Dataset Accelerator (DatasetAcc) is a Platform as a Service (PaaS) offering by Alibaba Cloud that accelerates datasets for AI workloads in the cloud. In machine learning training scenarios, DatasetAcc pre-analyzes and processes your training datasets to provide a unified access acceleration solution for various cloud-native training engines, which improves overall training efficiency.
Architecture
The following figure shows the architecture of Dataset Accelerator.
Limits
Before you use Dataset Accelerator, note the following limits.
-
Only datasets stored on Alibaba Cloud can be accelerated, such as datasets in Object Storage Service (OSS) or Cloud Parallel File System (CPFS).
-
The datasets must be unencrypted and stored on Alibaba Cloud.
-
Data in a dataset accelerator is read-only. Dynamic data writes are not supported.
-
A single dataset accelerator instance can accelerate datasets up to 100 TB in size.
Billing
Dataset Accelerator is billed based on the purchased capacity and duration. For more information, see Billing of Dataset Accelerator (DatasetAccelerator).
Features
-
Optimized training for large numbers of small files.
Dataset Accelerator improves performance in training scenarios that involve large numbers of small files, such as images, text, and videos. It pre-packages and processes data based on the model type and network structure used in deep learning training.
-
Fully managed and out-of-the-box.
It is a fully managed cloud service that is simple to operate and ready to use after you enable it.
-
Elastic and scalable.
It leverages the capabilities of the Infrastructure as a Service (IaaS) layer to provide rapid resource scaling and elasticity.
-
Shared access.
Multiple training clusters can share datasets within Dataset Accelerator for training.
-
Secure multi-tenancy.
It provides multi-tenant data isolation to ensure data security between different users.
Terms
Before you use Dataset Accelerator, understand the following basic concepts.
-
Dataset accelerator instance (Instance)
An instance is the billing and management unit for Dataset Accelerator. When you create a subscription instance, the system reserves the corresponding cloud resources and billing starts immediately. For pay-as-you-go instances, you are charged based on the usage of acceleration slots.
-
Acceleration slot (Slot)
A slot is a service unit for a single dataset. You can create multiple acceleration slots in one dataset accelerator instance. Each slot accelerates one dataset. This allows multiple deep learning training tasks to use different datasets for simultaneous training.
-
Relationship between an instance and a slot
You can create multiple dataset accelerator instances. For each instance, you can create multiple acceleration slots of different capacities. The ratio of an instance to its slots is 1:n. Each acceleration slot is attached to one dataset storage.
Procedure
The procedure for using Dataset Accelerator includes the following steps.
-
Create and manage dataset accelerator instances
Create dataset accelerator instances based on your business needs, team size, training frequency, and dataset sizes. A single instance can support the acceleration of multiple datasets for different training tasks using multiple acceleration slots.

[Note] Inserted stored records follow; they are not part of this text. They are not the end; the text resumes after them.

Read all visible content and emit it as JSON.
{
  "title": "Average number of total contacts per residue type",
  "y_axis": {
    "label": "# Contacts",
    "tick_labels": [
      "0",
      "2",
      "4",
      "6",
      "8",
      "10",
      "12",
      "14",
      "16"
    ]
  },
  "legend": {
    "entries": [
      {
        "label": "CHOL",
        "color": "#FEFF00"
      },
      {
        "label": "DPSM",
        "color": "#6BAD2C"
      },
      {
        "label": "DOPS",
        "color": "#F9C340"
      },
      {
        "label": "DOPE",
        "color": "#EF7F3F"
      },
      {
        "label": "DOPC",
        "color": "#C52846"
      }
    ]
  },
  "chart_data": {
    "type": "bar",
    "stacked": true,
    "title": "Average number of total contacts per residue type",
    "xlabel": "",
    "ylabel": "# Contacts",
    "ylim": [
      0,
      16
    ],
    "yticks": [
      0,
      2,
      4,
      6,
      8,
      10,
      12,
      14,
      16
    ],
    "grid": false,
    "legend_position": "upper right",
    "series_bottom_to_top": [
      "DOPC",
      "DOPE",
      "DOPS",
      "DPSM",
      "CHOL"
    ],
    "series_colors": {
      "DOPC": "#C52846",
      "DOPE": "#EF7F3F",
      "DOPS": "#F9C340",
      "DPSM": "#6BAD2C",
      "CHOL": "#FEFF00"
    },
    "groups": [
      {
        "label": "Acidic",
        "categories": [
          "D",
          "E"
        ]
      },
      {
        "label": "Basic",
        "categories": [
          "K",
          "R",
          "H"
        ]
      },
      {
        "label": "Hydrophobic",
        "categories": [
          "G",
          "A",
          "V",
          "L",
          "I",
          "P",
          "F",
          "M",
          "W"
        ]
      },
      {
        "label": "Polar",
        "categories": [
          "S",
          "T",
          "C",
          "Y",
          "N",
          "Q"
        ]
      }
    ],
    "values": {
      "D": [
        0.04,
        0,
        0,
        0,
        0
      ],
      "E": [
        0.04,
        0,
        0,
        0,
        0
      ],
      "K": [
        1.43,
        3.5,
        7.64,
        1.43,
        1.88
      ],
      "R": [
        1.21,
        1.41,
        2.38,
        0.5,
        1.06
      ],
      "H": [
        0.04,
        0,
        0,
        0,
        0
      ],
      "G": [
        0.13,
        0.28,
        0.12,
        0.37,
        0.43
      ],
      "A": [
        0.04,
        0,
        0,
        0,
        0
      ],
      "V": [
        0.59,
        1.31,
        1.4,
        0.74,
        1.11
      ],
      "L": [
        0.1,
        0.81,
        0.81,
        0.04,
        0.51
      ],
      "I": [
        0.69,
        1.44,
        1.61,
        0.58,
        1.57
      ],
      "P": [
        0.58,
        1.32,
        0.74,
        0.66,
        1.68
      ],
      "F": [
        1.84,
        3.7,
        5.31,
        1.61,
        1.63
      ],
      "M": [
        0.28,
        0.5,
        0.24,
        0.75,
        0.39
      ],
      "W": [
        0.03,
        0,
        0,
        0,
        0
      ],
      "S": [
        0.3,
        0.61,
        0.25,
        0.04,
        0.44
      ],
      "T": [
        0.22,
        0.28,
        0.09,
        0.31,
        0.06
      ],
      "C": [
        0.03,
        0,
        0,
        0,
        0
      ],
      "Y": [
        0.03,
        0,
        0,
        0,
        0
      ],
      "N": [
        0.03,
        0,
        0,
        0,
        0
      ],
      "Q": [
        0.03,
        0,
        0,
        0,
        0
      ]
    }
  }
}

Dataset Accelerator consumes additional cloud resources. To ensure that resources are available for accelerating important training tasks, we recommend that you use the subscription billing method to reserve resources for your dataset accelerator instances in advance.
-
Create and manage acceleration slots
In a selected dataset accelerator instance, create an acceleration slot based on the size of the dataset used for training. An instance can contain multiple slots. The total storage of all slots cannot exceed the capacity of the instance.
When you create a slot, the system pre-processes the associated dataset based on factors such as data type, data size, and the training framework and model. After the initialization is complete, Dataset Accelerator provides interfaces that your training tasks can use directly.
-
Use Dataset Accelerator on the PAI platform
When you create a dataset on the PAI platform, you can enable dataset acceleration. You can then use the accelerated dataset when you create a Data Science Workshop (DSW) instance or submit a DLC job to improve data read efficiency.